The son of Daniel David Palmer, Bartlett Joshua Palmer was the leader of the “Universal Chiropractic Association”. BJ Palmer leased neurocalometers, devices which contained a thermocouple (a piece of electrical equipment that measures temperature).
It is hard to see how this device would be useful for detecting misalignments in the spine, or pinched nerves, given that it can apparently do no more than measure temperature or convert heat into electric power. Palmer nevertheless chose to lease these instruments for $2200 (the original price was $1150). His profit margin must have been huge, given that the devices cost $100 to build. Palmer apparently persuaded thousands to buy into this dubious device, thereby making a small fortune (in the 1920s, the price of a single neurocalometer, $2200, was itself a hefty sum of money).
Palmer was apparently paid $2200 per neurocalometer, and a further $10 per month for a ten year period. As a successful entrepeneur, he was quick to follow up this scheme with a similar one:
In 1935, eleven years after Palmer introduced the neurocalometer and about one year after the ten-year lease many chiropractors had on the device ran out, Palmer introduced the neurocalograph, which was essentially a neurocalometer that made an automatic graph of “nerve interference” as it was found. [Via chirotalk, which uses fairly strong language in discussion of the device.]

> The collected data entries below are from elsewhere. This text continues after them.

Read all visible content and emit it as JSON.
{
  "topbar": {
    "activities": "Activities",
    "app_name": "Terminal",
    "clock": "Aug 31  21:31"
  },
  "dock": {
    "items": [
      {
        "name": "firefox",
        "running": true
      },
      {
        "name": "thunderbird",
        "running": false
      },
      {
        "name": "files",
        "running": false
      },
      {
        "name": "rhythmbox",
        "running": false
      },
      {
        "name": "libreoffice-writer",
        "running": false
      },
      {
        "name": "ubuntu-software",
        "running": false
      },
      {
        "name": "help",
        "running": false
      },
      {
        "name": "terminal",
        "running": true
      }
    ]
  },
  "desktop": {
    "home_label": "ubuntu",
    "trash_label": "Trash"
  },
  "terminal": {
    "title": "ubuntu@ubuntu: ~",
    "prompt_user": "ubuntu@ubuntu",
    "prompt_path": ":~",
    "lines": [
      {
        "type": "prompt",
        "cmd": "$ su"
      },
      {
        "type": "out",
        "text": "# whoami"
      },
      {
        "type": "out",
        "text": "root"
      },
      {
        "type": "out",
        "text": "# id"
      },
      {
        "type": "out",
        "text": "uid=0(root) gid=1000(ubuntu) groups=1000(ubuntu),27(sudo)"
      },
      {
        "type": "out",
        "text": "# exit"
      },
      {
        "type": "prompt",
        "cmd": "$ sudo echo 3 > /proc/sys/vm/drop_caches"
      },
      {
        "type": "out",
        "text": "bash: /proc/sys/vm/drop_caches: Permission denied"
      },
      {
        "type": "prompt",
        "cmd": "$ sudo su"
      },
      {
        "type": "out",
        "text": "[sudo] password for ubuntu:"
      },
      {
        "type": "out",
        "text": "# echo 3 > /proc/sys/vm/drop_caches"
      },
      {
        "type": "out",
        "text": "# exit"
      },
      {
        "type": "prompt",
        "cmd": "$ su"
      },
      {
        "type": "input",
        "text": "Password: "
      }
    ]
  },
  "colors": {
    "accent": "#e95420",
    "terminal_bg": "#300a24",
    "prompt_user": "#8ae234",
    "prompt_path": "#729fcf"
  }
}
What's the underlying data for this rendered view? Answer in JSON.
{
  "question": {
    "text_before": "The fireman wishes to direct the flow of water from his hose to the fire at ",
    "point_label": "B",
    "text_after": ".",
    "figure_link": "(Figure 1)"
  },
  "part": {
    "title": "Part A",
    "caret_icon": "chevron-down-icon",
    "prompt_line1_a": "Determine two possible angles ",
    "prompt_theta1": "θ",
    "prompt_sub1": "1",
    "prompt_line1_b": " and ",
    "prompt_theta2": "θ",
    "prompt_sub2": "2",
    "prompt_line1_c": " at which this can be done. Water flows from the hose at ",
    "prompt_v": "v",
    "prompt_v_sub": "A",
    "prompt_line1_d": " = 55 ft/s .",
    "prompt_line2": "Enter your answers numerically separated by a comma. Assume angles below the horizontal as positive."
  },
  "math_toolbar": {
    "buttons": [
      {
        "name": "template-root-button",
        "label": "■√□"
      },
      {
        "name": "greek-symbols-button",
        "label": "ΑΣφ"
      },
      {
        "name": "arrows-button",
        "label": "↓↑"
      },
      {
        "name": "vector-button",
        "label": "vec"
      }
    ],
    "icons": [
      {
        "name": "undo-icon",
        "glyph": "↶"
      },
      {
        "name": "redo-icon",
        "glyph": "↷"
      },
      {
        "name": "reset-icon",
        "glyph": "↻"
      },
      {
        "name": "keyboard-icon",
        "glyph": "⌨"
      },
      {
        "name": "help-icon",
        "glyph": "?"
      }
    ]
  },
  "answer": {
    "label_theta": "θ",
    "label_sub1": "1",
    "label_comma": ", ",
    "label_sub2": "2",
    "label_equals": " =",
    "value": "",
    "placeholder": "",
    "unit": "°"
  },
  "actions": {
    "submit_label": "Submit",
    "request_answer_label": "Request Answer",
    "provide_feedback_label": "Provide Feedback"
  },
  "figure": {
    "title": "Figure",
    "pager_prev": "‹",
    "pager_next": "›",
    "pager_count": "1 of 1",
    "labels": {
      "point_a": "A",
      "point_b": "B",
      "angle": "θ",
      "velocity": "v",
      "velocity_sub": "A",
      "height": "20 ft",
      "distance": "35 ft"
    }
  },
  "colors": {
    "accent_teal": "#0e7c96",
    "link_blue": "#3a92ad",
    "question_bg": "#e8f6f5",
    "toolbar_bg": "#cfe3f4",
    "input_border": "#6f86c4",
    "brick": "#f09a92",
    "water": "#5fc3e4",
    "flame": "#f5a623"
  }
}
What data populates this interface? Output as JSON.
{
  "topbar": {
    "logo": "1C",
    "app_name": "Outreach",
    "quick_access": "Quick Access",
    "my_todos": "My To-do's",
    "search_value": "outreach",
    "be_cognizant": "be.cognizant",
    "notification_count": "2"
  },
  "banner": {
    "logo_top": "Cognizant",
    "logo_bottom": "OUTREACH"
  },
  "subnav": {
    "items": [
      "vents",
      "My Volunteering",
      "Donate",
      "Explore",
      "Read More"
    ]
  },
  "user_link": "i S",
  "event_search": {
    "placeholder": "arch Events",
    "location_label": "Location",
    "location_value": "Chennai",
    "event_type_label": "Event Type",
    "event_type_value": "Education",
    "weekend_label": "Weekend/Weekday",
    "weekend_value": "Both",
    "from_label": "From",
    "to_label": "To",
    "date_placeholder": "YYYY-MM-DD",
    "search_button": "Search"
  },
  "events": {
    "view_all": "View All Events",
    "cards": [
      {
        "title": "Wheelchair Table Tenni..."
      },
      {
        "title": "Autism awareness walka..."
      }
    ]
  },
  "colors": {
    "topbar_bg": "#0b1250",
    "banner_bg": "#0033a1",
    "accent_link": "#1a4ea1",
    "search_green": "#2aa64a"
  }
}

A 1993 Canadian chiropractic consensus conference concluded that paraspinal measurement with thermocouple devices “has not been shown to have good discriminability, and both their validity and reliability of measurement are highly doubtful.” Stephen Barrett thinks that this was a “politically correct” way of describing the device’s usefulness. Link.
Simon Singh and Edzard Ernst mention the neurocalometer in their excellent book Trick or Treatment.